What is the Dark Apple Halo Effect?
The majority of Apple users are happy enough with the Apple product line and have little desire to change it. However there is also a large number of Apple users who wish, quite simply, that Apple products were much more configurable – and care not at all for Apple’s policy or its proprietary behavior. Such Apple fans are served by a kind of network of web sites which exist primarily to help you circumvent Apple.
The irony is that this network serves to increase Apple’s sales rather than to diminish them. The original Apple halo effect was the phenomenon of iPod buyers being lured in to buying other Apple products, particularly iMacs, because they were so impressed with iTunes and the iPod. The Dark Apple Halo Effect is similar. It refers to people buying Apple products for use under circumstances that they were never intended for and for which they are probably not legally sanctioned.
The cause of this halo-effect-of-a-different-kind is the iPhone. It is estimated that somewhere in the region of 30% of Apple iPhones have been unlocked and are being used on mobile networks that they are not sanctioned to run on. That’s not a good thing for those networks who’ve done exclusive deals with Apple for use of the iPhone. Nevertheless, it also means that 30% of Apple iPhone sales would never have happened were it not for this shadowy market and those who enable it. Apple thus finds itself in a similar situation to the one which Microsoft found itself in 15 years ago.

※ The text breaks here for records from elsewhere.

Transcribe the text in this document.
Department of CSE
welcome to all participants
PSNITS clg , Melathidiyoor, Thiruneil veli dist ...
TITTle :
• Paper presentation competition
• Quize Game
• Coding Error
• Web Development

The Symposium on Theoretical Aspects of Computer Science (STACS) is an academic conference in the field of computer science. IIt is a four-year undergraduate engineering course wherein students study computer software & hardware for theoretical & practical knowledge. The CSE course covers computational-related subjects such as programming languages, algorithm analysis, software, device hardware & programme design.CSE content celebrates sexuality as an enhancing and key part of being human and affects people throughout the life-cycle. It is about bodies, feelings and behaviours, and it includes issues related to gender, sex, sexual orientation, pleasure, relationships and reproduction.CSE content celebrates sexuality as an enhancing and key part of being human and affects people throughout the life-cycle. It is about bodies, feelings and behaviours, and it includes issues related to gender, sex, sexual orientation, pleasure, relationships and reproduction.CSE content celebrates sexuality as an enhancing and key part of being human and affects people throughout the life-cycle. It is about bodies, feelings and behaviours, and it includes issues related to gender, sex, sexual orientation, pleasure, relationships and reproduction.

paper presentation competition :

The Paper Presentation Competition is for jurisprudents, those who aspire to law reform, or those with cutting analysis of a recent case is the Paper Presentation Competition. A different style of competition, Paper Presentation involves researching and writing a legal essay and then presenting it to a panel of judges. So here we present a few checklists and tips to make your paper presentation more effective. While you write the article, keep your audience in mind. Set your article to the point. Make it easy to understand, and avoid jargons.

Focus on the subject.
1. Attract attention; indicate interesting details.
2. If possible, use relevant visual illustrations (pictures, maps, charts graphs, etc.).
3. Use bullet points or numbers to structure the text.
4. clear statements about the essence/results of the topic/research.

Microsoft applications were being stolen and used illegitimately on millions of PCs. Microsoft took some steps to discourage the level of theft, but actually it didn’t bust a gut to do this because the company knew that as the black markets were reined in, those stolen products would eventually turn into legitimate copies in one way or another and it was therefore important to be the market leader in the stolen software market.
Doubtless Apple takes a similar view (unofficially) as regards the iPhone. However it may be less enthusiastic about the pirating of OS X. Follow this link Installing OSX on an EE PC 901 and you’ll arrive at a site that guides you through putting OS X on a netbook. Clearly there’s lost Apple revenue involved in such an act and there’s also very little upside. Yes there may be more OS X instances out there and ultimately that will resulting in Apple selling a little more of something, whether it’s software or routers or whatever. But the upside is limited. Not much of a halo really, light or dark.
Unfortunately it’s hard to see what Apple can do to prevent it.